Herd and Emergency Management’s Laura Hall, nicknamed “the poo lady,” explained the “twin bucket system” to amused passers-by. In no time, you could overhear grown-ups talking potty humor in public. The recommended setup includes a snap-on toilet seat and two sturdy buckets — like 5-gallon paint buckets.

“Thank god, you’re here,” said Linda Hayden of Portland after she stopped chortling. “Two buckets? One bucket of poo and one bucket of pee?”

“Exactly,” replied Herd.

Hall chimed in to explain that separating poo and pee cuts volume, stink and makes eventual disposal easier. Pee can be diluted and spread on lawns or gardens. Your poo, on the other hand, is a disease vector; you will want to double-bag and store it temporarily.

The project handouts suggest lining the poo bucket with a heavy-duty 13-gallon garbage bag and then covering each use with sawdust, shredded paper, or grass clippings to help dry the excrement. Start a new bag when the poo bucket is half full.

“Some people are just going to go in their yards,” predicted Hayden at the Portland Emergency Management booth.

“Some people are, but we’re trying to get the word out through events like this and other methods,” Herd countered.

“It will be a funny image of everybody squatting on their pickle buckets,” Hayden mused. “I want to see the selfies — the pickle bucket selfies.”


Sanitation tips


In Washington state, Pacific County and Grays Harbor Emergency Management independently featured disaster sanitation tips in newsletters this spring, partly inspired by the visit from the Japanese experts.
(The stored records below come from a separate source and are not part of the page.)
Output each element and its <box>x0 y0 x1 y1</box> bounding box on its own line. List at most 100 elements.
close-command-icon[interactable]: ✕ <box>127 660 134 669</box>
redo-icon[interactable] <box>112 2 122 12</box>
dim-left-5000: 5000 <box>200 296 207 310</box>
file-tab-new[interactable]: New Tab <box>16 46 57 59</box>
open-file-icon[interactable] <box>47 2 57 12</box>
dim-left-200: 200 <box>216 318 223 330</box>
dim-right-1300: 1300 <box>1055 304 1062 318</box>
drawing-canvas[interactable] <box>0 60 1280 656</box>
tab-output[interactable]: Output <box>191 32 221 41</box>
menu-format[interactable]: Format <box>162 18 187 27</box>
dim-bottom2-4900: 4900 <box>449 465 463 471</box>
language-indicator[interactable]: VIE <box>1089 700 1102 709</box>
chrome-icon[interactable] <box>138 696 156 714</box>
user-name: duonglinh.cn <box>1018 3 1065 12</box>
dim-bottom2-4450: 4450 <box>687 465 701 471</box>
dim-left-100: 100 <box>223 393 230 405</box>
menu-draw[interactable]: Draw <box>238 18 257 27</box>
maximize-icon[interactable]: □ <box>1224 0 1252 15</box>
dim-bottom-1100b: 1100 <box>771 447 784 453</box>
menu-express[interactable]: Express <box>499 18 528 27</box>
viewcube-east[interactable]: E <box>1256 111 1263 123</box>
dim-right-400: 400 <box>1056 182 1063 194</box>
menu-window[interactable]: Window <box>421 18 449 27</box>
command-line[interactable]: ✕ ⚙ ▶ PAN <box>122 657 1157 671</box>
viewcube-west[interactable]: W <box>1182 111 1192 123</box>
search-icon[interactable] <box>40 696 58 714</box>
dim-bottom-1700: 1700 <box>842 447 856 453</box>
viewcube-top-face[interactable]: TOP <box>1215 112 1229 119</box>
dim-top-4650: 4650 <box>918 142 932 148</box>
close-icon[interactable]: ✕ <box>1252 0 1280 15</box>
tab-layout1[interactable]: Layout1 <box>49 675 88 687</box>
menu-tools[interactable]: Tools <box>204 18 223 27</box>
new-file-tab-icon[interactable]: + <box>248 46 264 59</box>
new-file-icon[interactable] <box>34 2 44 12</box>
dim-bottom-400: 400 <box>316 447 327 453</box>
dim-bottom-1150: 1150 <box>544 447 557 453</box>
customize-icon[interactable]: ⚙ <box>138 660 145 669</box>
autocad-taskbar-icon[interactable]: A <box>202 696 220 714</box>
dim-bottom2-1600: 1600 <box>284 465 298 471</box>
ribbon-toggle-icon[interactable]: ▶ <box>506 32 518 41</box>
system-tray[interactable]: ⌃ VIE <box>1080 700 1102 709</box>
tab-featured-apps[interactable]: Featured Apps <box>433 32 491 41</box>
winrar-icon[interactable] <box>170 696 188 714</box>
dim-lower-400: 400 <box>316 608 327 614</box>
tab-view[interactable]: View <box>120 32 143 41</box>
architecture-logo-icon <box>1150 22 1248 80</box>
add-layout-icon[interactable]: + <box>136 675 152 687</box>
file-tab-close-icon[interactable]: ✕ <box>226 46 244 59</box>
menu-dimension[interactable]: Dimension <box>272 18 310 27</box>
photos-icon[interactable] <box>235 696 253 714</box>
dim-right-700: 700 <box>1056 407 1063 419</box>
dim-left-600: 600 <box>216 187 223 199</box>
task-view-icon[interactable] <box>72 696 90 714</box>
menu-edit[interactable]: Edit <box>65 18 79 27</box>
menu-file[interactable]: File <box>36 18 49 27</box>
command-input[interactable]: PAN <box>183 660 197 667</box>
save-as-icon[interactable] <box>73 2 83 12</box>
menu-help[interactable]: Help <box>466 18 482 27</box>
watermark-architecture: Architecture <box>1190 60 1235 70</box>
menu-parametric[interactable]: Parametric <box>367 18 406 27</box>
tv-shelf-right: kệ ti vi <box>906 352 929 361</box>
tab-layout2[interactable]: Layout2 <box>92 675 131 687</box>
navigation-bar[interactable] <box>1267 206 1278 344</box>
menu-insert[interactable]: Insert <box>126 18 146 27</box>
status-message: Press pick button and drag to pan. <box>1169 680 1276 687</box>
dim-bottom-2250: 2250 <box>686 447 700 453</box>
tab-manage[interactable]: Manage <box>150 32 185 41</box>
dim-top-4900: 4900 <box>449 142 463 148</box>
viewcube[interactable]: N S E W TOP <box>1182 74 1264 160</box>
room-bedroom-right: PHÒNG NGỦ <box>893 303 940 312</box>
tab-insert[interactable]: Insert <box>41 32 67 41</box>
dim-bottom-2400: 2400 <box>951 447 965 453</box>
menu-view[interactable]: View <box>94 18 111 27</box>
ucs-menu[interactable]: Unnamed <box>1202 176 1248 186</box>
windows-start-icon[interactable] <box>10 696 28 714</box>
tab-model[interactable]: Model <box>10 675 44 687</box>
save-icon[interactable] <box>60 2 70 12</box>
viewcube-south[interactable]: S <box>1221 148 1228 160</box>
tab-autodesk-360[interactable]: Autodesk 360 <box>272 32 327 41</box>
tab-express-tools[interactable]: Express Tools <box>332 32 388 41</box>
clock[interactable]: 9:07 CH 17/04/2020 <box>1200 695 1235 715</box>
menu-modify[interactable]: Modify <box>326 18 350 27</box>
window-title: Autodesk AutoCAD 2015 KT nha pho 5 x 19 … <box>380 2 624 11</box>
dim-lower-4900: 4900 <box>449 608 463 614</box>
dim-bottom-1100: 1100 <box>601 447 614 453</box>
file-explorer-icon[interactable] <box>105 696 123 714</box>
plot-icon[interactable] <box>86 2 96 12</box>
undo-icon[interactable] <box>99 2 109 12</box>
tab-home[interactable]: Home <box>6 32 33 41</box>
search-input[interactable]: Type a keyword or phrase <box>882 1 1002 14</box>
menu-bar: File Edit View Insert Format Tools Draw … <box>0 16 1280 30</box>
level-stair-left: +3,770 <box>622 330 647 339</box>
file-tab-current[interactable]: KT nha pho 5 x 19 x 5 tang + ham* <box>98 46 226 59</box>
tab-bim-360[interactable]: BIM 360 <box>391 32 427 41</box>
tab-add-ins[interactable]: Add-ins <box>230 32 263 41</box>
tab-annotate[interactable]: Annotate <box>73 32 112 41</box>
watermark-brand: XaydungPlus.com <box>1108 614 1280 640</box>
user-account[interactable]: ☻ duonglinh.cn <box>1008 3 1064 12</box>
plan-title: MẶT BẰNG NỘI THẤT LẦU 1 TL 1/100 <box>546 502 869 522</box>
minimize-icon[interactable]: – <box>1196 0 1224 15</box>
“One of events that we are going to be holding soon is a bucket decorating party,” said Justin Ross, a Multnomah County Emergency Management outreach specialist. “We’re going to hold a space where people can come and paint them and put decals that we have on them to kind of make it fun.”

Ross urged the metro area’s residents to get ready to live without a working toilet for weeks or months after a strong earthquake.
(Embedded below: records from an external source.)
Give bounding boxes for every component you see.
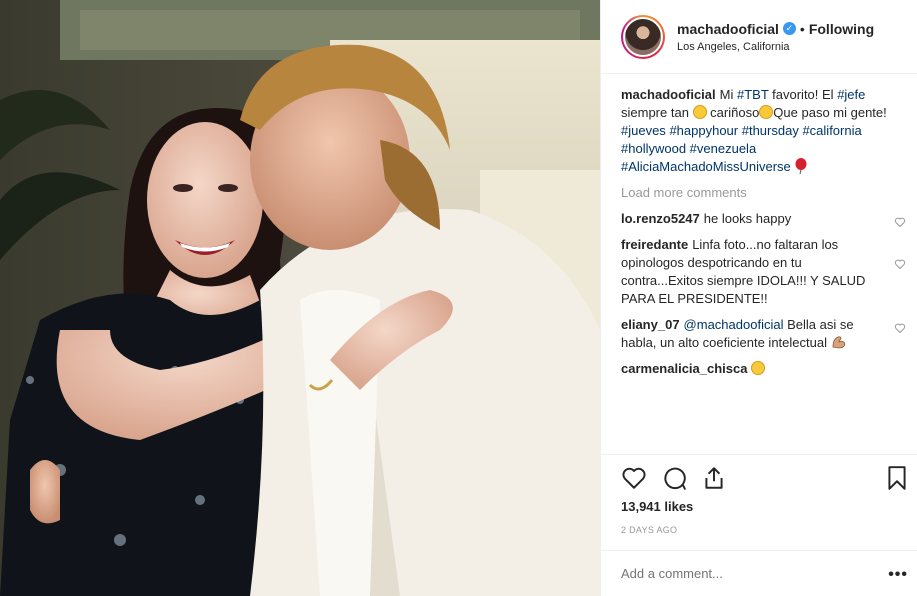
share-icon[interactable] — [701, 465, 727, 491]
comments-section: machadooficial Mi #TBT favorito! El #jefe… — [621, 86, 906, 378]
following-button[interactable]: Following — [809, 21, 874, 37]
like-comment-heart-icon[interactable] — [894, 322, 906, 334]
comment-item: lo.renzo5247 he looks happy — [621, 210, 906, 228]
caption-username[interactable]: machadooficial — [621, 87, 716, 102]
smiling-emoji-icon — [692, 105, 707, 119]
comment-text: he looks happy — [703, 211, 792, 226]
hashtag-jefe[interactable]: #jefe — [837, 87, 865, 102]
comment-item: carmenalicia_chisca — [621, 360, 891, 378]
caption-text: Que paso mi gente! — [773, 105, 887, 120]
more-options-icon[interactable]: ••• — [888, 566, 908, 584]
comment-username[interactable]: lo.renzo5247 — [621, 211, 700, 226]
post-side-panel: machadooficial ✓ • Following Los Angeles… — [600, 0, 917, 596]
header-username[interactable]: machadooficial — [677, 21, 779, 37]
comment-username[interactable]: eliany_07 — [621, 317, 680, 332]
post-container: machadooficial ✓ • Following Los Angeles… — [0, 0, 917, 596]
caption-text: Mi — [719, 87, 737, 102]
comment-mention[interactable]: @machadooficial — [684, 317, 784, 332]
post-caption: machadooficial Mi #TBT favorito! El #jefe… — [621, 86, 891, 176]
username-row: machadooficial ✓ • Following — [677, 21, 874, 37]
comment-item: freiredante Linfa foto...no faltaran los … — [621, 236, 906, 308]
hashtag-alicia[interactable]: #AliciaMachadoMissUniverse — [621, 159, 791, 174]
like-comment-heart-icon[interactable] — [894, 258, 906, 270]
hashtag-happyhour[interactable]: #happyhour — [669, 123, 738, 138]
hashtag-venezuela[interactable]: #venezuela — [690, 141, 757, 156]
like-comment-heart-icon[interactable] — [894, 216, 906, 228]
hashtag-jueves[interactable]: #jueves — [621, 123, 666, 138]
post-header: machadooficial ✓ • Following Los Angeles… — [601, 0, 917, 74]
hashtag-thursday[interactable]: #thursday — [742, 123, 799, 138]
hashtag-hollywood[interactable]: #hollywood — [621, 141, 686, 156]
profile-avatar[interactable] — [621, 14, 665, 59]
bookmark-icon[interactable] — [884, 465, 910, 491]
avatar-image — [623, 16, 663, 57]
post-image — [0, 0, 600, 596]
verified-badge-icon: ✓ — [782, 22, 796, 35]
flushed-emoji-icon — [751, 361, 766, 375]
comment-username[interactable]: freiredante — [621, 237, 688, 252]
comment-input[interactable] — [621, 566, 871, 581]
load-more-comments-link[interactable]: Load more comments — [621, 184, 891, 202]
caption-text: favorito! El — [768, 87, 838, 102]
add-comment-bar: ••• — [601, 550, 917, 596]
header-text: machadooficial ✓ • Following Los Angeles… — [677, 21, 874, 53]
flexed-biceps-emoji-icon — [832, 336, 846, 349]
hashtag-tbt[interactable]: #TBT — [737, 87, 769, 102]
caption-text: siempre tan — [621, 105, 693, 120]
comment-username[interactable]: carmenalicia_chisca — [621, 361, 747, 376]
hashtag-california[interactable]: #california — [802, 123, 861, 138]
post-photo[interactable] — [0, 0, 600, 596]
post-date[interactable]: 2 DAYS AGO — [621, 525, 677, 535]
likes-count[interactable]: 13,941 likes — [621, 499, 693, 514]
comment-bubble-icon[interactable] — [661, 465, 687, 491]
action-icons-row — [621, 465, 727, 491]
like-heart-icon[interactable] — [621, 465, 647, 491]
caption-text: cariñoso — [706, 105, 760, 120]
separator-dot: • — [799, 20, 805, 37]
smiling-emoji-icon — [759, 105, 774, 119]
balloon-emoji-icon — [795, 158, 807, 175]
comment-item: eliany_07 @machadooficial Bella asi se ha… — [621, 316, 906, 352]
location-link[interactable]: Los Angeles, California — [677, 41, 874, 53]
“We want to make sure that people know this is a big piece of emergency preparedness,” Ross said in an interview at the county offices in Portland. “It’s something that could be almost free to do. It’s accessible for anybody.”

The poo plan experts continue to meet in the Portland area to fine tune what happens to all the bags of poop earthquake survivors will accumulate. Those poo bags will need to be collected eventually — and that’s not a job for your average garbage hauler.

“I wish we had all the answers and we don’t yet, but we’re working on it,” said Mohnkern. “This is outside everybody’s experience.”

The twin bucket system is mostly geared at people in urban areas, particularly apartment dwellers and townhouse owners. Rural residents on septic systems may be relatively well off after a major earthquake, provided their buried septic tank and drain field connections survive the shaking.

“If you have a septic system, make sure it works,” Mohnkern said. “If it works, you are golden. You can probably charge admission.”

Digging a latrine or a pit toilet could be an option for people with big yards. Instructions from the Emergency Toilet Project specify that the spot should be at least 10 feet from the property line and 100 feet from any stream or water source.


Twin-bucket system


The twin-bucket system, which may be the best option for the majority of the population, was new to most of the passers-by who stopped at the Bureau of Emergency Management’s festival booth in mid-August. But a few people said their earthquake preparedness already included a poo plan.

“We’ve taken steps to cache, you know, food, water, medicine, lights and this is part of it,” said Michael Hevron, who lives in Portland’s western suburbs.

Hevron said he bought a camp toilet at REI to be prepared for the Big One. Snap-on toilet lids that fit on five-gallon buckets or complete kits can also be readily found online. A brand called Luggable Loo that is a widely stocked option for answering nature’s call costs less than $20.